Bu teknolojilerden de yararlanmak suretiyle askeri, diplomatik, ekonomik, kültürel, enformasyon ve diğer alanlardaki taktikleri tek tek veya birlikte kullanmak suretiyle konvansiyonel güce başvurmaya gerek olmaksızın stratejik hedeflerine ulaşmada hibrit savaş metotlarının giderek daha fazla uygulamaya konduğu görülmektedir. Bu eskiden kinetik kuvvet kullanımının belirleyici olduğu barış zamanı ve çatışma arasında açık ve net olan ayrımı daha az belirgin hale getirmektedir. Hibrit faaliyetlere karşı toplumsal direnç ve dayanıklılığın artırılması giderek daha fazla önem kazanmaktadır. Siber saldırılar ve dezenformasyon kampanyaları her toplum bakımından tehdit ve sınama oluşturma özelliğindedir. Kritik altyapının korunması bu bağlamda ülkeler yönünden yaşamsal önemde bir konu olarak ortaya çıkmaktadır.

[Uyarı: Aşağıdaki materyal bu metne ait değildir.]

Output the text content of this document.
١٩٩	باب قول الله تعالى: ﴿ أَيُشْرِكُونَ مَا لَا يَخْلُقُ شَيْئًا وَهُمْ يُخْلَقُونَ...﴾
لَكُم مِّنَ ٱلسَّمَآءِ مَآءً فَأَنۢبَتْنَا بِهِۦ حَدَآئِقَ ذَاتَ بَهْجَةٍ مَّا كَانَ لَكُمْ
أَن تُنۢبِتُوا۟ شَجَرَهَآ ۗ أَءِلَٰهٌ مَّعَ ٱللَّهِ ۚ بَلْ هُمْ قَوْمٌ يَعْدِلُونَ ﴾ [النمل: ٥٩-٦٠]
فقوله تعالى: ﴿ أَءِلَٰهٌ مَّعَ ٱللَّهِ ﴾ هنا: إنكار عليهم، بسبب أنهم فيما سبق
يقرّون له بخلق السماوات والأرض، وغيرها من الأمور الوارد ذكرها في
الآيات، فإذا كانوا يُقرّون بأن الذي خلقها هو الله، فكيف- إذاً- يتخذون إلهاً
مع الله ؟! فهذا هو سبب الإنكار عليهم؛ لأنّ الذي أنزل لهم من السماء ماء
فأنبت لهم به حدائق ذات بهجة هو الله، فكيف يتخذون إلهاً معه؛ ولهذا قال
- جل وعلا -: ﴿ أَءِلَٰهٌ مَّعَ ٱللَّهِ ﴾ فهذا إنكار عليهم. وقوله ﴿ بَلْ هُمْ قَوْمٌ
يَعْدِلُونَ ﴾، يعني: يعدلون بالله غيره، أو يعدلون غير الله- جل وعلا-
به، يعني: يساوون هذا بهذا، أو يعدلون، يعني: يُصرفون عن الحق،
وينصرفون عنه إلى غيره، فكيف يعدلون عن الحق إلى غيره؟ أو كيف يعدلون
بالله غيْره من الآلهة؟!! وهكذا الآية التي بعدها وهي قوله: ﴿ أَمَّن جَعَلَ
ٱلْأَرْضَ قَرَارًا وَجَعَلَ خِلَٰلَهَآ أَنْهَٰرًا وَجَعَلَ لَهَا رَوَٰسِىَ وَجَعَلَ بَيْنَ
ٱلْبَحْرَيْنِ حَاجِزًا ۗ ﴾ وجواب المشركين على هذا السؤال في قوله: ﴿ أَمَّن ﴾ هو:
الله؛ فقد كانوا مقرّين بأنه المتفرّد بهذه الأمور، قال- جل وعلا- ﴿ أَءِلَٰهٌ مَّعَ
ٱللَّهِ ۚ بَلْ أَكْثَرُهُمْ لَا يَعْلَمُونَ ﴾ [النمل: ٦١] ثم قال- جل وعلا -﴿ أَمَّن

Uluslararası sistemin geleceği açısından belirleyici olacak olan, bu stratejik rekabet ortamında sıfır toplamlı oyun olarak görülen ihtilaflı alanların yanı sıra, bu rekabete taraf olan ülke ve ülke gruplarının ne ölçüde başka alanlarda işbirliğini geliştirebilecekleridir. Örneğin teknoloji konusunda gittikçe daha sert bir rekabete yönelecekleri görünen ABD ve Çin iklim değişikliği ile mücadelede ortak hedefler belirleyebilecekler midir? Keza silahların denetimi ve silahsızlanma alanında son yıllarda stres testinden geçmekte olan uluslararası anlaşmaların müzakeresine ve üstlenilecek yükümlülüklere Çin’i dahil etmek mümkün olabilecek midir? Veya Ukrayna krizinde ilave yaptırımları gündeme getiren AB ile Rusya Avrupa’nın güvenliğine katkı sağlayacak şekilde silahsızlanma anlaşmaları müzakere edebilecekler midir? EDAM Yönetimi ve üyeleri tarafından kaleme alınan bu raporda yer alan değerlendirmelerin ortaya koyduğu geleceğe dönük öngörülerin işte bu stratejik rekabet optiğinden okunması yararlı olacaktır.
Bu düşüncelerle okurlarımızın yeni yılını kutluyor, 2022 yılının ülkemize ve dünyaya barış, huzur ve refah getirmesini diliyoruz.